Lembrava-se da viagem até a França, onde decidiu se estabelecer após concluir a faculdade. Gostava do clima, das pessoas e do idioma, mas, principalmente, amava estar com a dona dos olhos mais hipnotizantes que já encontrou: Ino Yamanaka. Recordava-se do perfume que ela usava naquele dia nublado quando, durante um passeio — após resolver toda a burocracia do intercâmbio —, esbarraram-se e confundiram a língua francesa com a japonesa, arrancando boas risadas pela coincidência.

Desde aquele encontro, Gaara nunca mais foi o mesmo, afinal, sempre a via passar pelo parque, onde fazia questão de admirar as flores. Era fascinante a visão dela sobre o mundo, a voz desafinada quando cantava e os passos ritmados nas festas. Não demorou muito para se apaixonar, muito menos para que pudessem se casar.

A vida coloriu-se assim que seu destino encontrou o dela.

Contudo, naquele fatídico dia, nada fluía com perfeição, incluindo sua folga para apreciar a melodia gostosa do piano.

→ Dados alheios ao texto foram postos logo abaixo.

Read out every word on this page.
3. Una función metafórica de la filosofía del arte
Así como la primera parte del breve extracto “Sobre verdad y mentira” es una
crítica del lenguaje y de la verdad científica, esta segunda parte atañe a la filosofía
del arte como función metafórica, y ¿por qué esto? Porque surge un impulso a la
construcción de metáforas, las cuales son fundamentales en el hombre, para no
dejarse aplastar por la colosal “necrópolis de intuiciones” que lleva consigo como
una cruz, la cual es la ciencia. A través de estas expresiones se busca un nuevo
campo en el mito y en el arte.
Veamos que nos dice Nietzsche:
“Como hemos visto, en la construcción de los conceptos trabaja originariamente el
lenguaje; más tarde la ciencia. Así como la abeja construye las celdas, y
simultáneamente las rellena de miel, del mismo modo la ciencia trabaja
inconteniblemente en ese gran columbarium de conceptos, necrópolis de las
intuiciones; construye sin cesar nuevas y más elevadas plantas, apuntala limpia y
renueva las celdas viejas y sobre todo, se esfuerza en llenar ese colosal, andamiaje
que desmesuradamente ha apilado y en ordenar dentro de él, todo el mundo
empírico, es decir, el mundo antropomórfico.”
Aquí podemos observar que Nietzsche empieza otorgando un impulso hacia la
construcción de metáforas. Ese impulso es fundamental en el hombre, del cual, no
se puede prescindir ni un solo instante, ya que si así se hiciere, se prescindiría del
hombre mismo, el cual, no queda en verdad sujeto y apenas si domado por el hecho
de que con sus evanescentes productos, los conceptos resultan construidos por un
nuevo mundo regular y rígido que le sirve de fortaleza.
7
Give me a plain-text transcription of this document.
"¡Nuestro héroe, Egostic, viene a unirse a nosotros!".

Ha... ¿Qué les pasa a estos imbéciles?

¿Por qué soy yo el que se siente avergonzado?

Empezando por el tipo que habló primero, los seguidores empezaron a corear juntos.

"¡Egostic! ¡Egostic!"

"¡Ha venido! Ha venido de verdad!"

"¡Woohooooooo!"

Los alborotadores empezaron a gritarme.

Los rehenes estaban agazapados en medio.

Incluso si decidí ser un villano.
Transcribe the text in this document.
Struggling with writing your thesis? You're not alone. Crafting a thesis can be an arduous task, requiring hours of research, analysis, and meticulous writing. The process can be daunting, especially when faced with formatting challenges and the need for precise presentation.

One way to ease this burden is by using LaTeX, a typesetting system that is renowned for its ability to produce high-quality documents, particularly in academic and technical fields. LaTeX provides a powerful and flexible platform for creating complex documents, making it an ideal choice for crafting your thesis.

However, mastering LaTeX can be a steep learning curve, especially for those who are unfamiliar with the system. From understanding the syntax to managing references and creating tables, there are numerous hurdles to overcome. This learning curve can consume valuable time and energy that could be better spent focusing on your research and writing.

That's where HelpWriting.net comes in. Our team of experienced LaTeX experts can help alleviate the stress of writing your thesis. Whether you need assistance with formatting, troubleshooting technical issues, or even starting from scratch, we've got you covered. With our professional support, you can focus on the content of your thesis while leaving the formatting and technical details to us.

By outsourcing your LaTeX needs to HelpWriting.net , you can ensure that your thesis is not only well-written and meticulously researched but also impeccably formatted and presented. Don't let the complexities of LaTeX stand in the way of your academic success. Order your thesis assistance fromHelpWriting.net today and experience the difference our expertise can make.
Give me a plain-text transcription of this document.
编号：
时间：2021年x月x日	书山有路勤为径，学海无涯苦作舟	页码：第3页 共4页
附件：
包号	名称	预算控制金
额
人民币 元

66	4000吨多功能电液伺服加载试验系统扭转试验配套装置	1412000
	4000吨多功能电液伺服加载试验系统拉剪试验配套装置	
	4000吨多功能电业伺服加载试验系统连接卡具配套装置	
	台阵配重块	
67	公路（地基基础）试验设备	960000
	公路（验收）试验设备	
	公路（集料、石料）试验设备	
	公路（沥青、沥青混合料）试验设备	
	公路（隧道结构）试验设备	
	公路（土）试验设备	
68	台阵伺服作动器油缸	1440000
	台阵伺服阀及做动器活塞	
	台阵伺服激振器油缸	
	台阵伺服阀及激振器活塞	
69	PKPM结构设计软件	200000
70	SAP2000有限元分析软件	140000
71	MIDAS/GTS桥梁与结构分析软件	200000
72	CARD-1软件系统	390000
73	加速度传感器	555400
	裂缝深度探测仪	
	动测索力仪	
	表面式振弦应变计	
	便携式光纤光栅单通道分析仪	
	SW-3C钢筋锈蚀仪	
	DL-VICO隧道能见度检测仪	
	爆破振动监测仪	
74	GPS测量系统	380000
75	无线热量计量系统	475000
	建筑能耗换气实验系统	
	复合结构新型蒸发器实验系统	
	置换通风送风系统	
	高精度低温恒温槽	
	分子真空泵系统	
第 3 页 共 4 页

Tentou tocar qualquer música, apelando até mesmo para Mozart, mas Gaara não transmitia a mesma emoção — era dedilhar por hábito; frio. Frustrava-se com facilidade, ainda que a ira estivesse escondida nas feições tranquilas, e aquilo o aborrecia de diversas formas; não era comum um professor de música — principalmente ele —, abster-se de inspiração.

Afastou-se bruscamente do instrumento, torcendo para que a rotina voltasse à normalidade com aquela atitude, onde buscou calmaria ao examinar a beleza da paisagem, debruçando-se na janela. No entanto, era impossível aquietar-se e, no minuto seguinte, já dava voltas pela sala, ouvindo a madeira ranger sob os pés impacientes.

— Sabia que posso ouvir esse barulho todo no andar de cima? — A voz rouca de Ino soou enquanto descia as escadas, vestindo apenas a camiseta azul marinho dele. — Você é muito barulhento, deveria relaxar.

Ao se aproximar, as mãos femininas se entrelaçaram na nuca do marido a fim de acariciar os fios ruivos com delicadeza. Enquanto isso, Gaara deslizava a ponta dos dedos pela bochecha rubra, detendo-se em uma das mechas do longo cabelo dourado.

Ela era como um sedativo para a frustração de um artista e a calmaria em meio a tempestade do lado de fora da casa.

— Desculpe, te acordei do sono da beleza? — A risada dela era melodiosa e, em meio ao abraço que recebia, ele continuou a conversa, buscando conforto não só em seus braços, mas em seus conselhos: — Não consigo tocar, acho que minha inspiração acabou.

— E se cobrar por isso não adiantará em nada. Vou preparar um café, talvez isso te ajude ou me faça pensar em uma solução.

A sensualidade, nos mínimos movimentos, era um dos dons inatos dela, principalmente ao andar até a cozinha, despreocupada com a aparência. Gaara amava reparar nos pequenos detalhes da sua esposa, no entanto, culpava-se por ter ficado distante no último mês, atolado de papeladas para resolver.

Misturando a bebida com canela, Ino estendeu a pequena xícara para o marido, encontrando os olhos verdes brilhando.

— Podemos voltar para cama e fingir que não temos nenhum trabalho. — Apoiando-se com os cotovelos na bancada, ela observava o sorriso malicioso dele aumentar e escondia o próprio enquanto bebia o café. — E ficar até amanhã para comemorar o meu aniversário, o que acha?